Warning: Amateur political analysis ahead. Here’s the shorter version: There are three major political forces in contemporary politics in developed countries: tribalism, neoliberalism and leftism (defined in more detail below). Until recently, the party system involved competition between different versions of neoliberalism. Since the Global Financial Crisis, neoliberals have remained in power almost everywhere, but can no longer command the electoral support needed to marginalise both tribalists and leftists at the same time. So, we are seeing the emergence of a three-party system, which is inherently unstable because of the Condorcet problem and for other reasons.

Now the longer version: First some definitions.
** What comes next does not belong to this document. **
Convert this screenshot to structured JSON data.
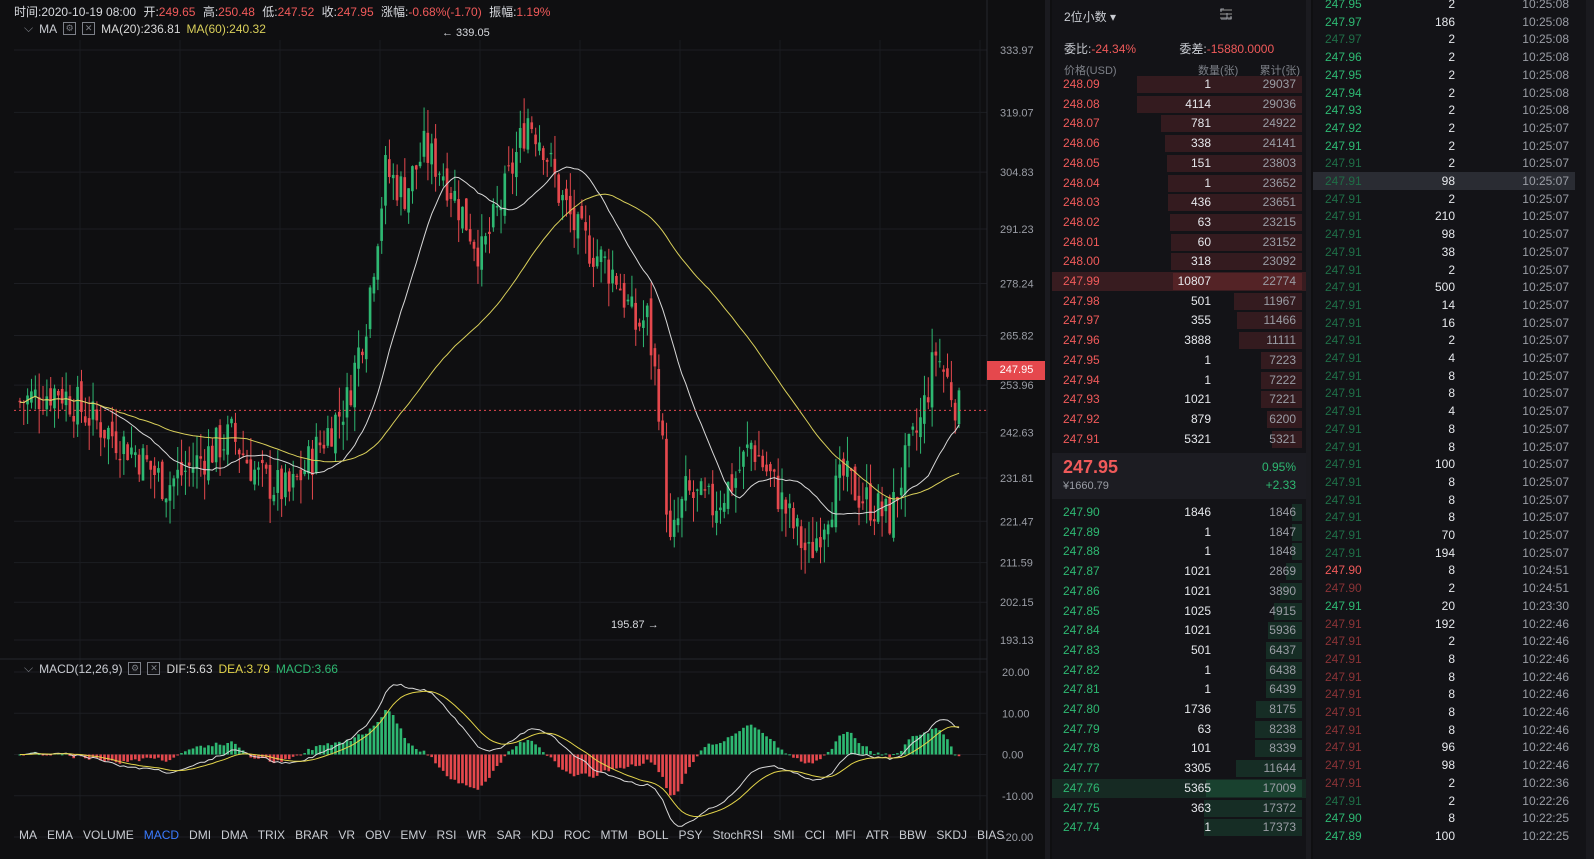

Taking the three groups in reverse order, I’m using leftism as broadly as possible to encompass greens, feminist, social democrats, old-style US liberals, as well as those who would consciously embrace the label “Left”. Broadly speaking, this encompasses anyone critical of the current economic and social order on the grounds that is unfair, unequal and environmentally destructive.

Neo-liberalism is mostly used to mean one thing in the US (former liberals who have embraced some version of Third Way politics, most notably Bill Clinton) and something related, but different, everywhere else (market liberals dedicated to dismantling the social democratic welfare state, most notably Margaret Thatcher). Here I’m using it to cover both versions, which I’ll call soft and hard. The central theme is the inevitability and desirability of a globalised capitalism, dominated by the financial sector. The difference between the two versions turns essentially on whether this requires destruction of the welfare state or merely “reform”, along the lines undertaken by the Clinton Administration.
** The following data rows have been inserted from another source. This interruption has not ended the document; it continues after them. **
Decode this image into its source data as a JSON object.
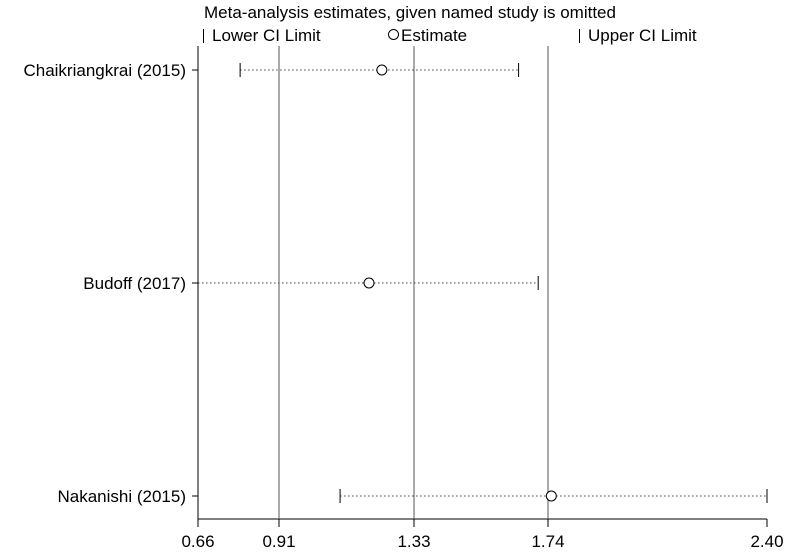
{
  "chart_data": {
    "type": "scatter",
    "title": "Meta-analysis estimates, given named study is omitted",
    "legend": {
      "lower": "Lower CI Limit",
      "estimate": "Estimate",
      "upper": "Upper CI Limit",
      "placement": "top"
    },
    "xlim": [
      0.66,
      2.4
    ],
    "x_ticks": [
      0.66,
      0.91,
      1.33,
      1.74,
      2.4
    ],
    "x_tick_labels": [
      "0.66",
      "0.91",
      "1.33",
      "1.74",
      "2.40"
    ],
    "reference_lines": [
      0.91,
      1.33,
      1.74
    ],
    "studies": [
      {
        "name": "Chaikriangkrai (2015)",
        "lower": 0.79,
        "estimate": 1.23,
        "upper": 1.65
      },
      {
        "name": "Budoff (2017)",
        "lower": 0.66,
        "estimate": 1.19,
        "upper": 1.71
      },
      {
        "name": "Nakanishi (2015)",
        "lower": 1.1,
        "estimate": 1.75,
        "upper": 2.4
      }
    ]
  }
}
Finally, tribalism is politics based on affirmation of some group identity against others. While there are as many tribalisms as there are tribes, the most politically potent form, and the relevant one here is that of a formerly unchallenged dominant group facing the real or perceived prospect of becoming a politically weak minority, as with white Christians in the US.

Roughly speaking, until the Global Financial Crisis, neoliberalism was the only force that mattered. The typical setup in English-speaking countries was alternation between two neoliberal parties corresponding to the two versions of neoliberalism I mentioned above. The hard neoliberal (in the US, the Republicans) relied on the votes of (white Christian) tribalists and made symbolic gestures in their direction, but largely ignored them, particularly if their interests came into conflict with those of big business. The soft neoliberals (in the US, the New Democrats) relied on the willingness of leftists to support them as “the lesser evil”.

The GFC discredited neoliberalism in both its forms, but still left neoliberals holding all the positions of power in the political and economic system. But the erosion of support for both hard and soft neoliberalism has made the maintenance of the neoliberal duopoly more difficult. On the right, Trump has shown that the tribalist vote can be mobilised more successfully if it is unmoored from the Wall Street agenda of orthodox rightwing Republicans like Cruz. On the left, Sanders has not done quite so well, but has certainly forced Hillary Clinton to distance herself from her Wall Street backers.

Internationally, tribalism has gained ground nearly everywhere, mostly at the expense of the soft neoliberalism represented most notably by Blair. Soft neoliberals have also lost ground to the left, most obviously with the election of Jeremy Corbyn in Britain and the rise of left parties like Syriza and Podemos at the expense of PASOK and PSOE.

The ultimate outcome remains unclear. In part this reflects the Condorcet problem: with three alternatives, that can’t be neatly arrayed on a right-left spectrum, there is no stable outcome.

But the more fundamental problem is that none of the competing forces has an obviously compelling solution to the problems we face. Neoliberalism has manifestly failed to deliver the prosperity promised by triumphalists like Thomas Friedman in the 1990s. Tribalism is already a lost cause, given the massive migrations that have already taken place, and can (at most) be slowed in the future. The left needs to rebuild institutions and policies that have been in retreat for decades.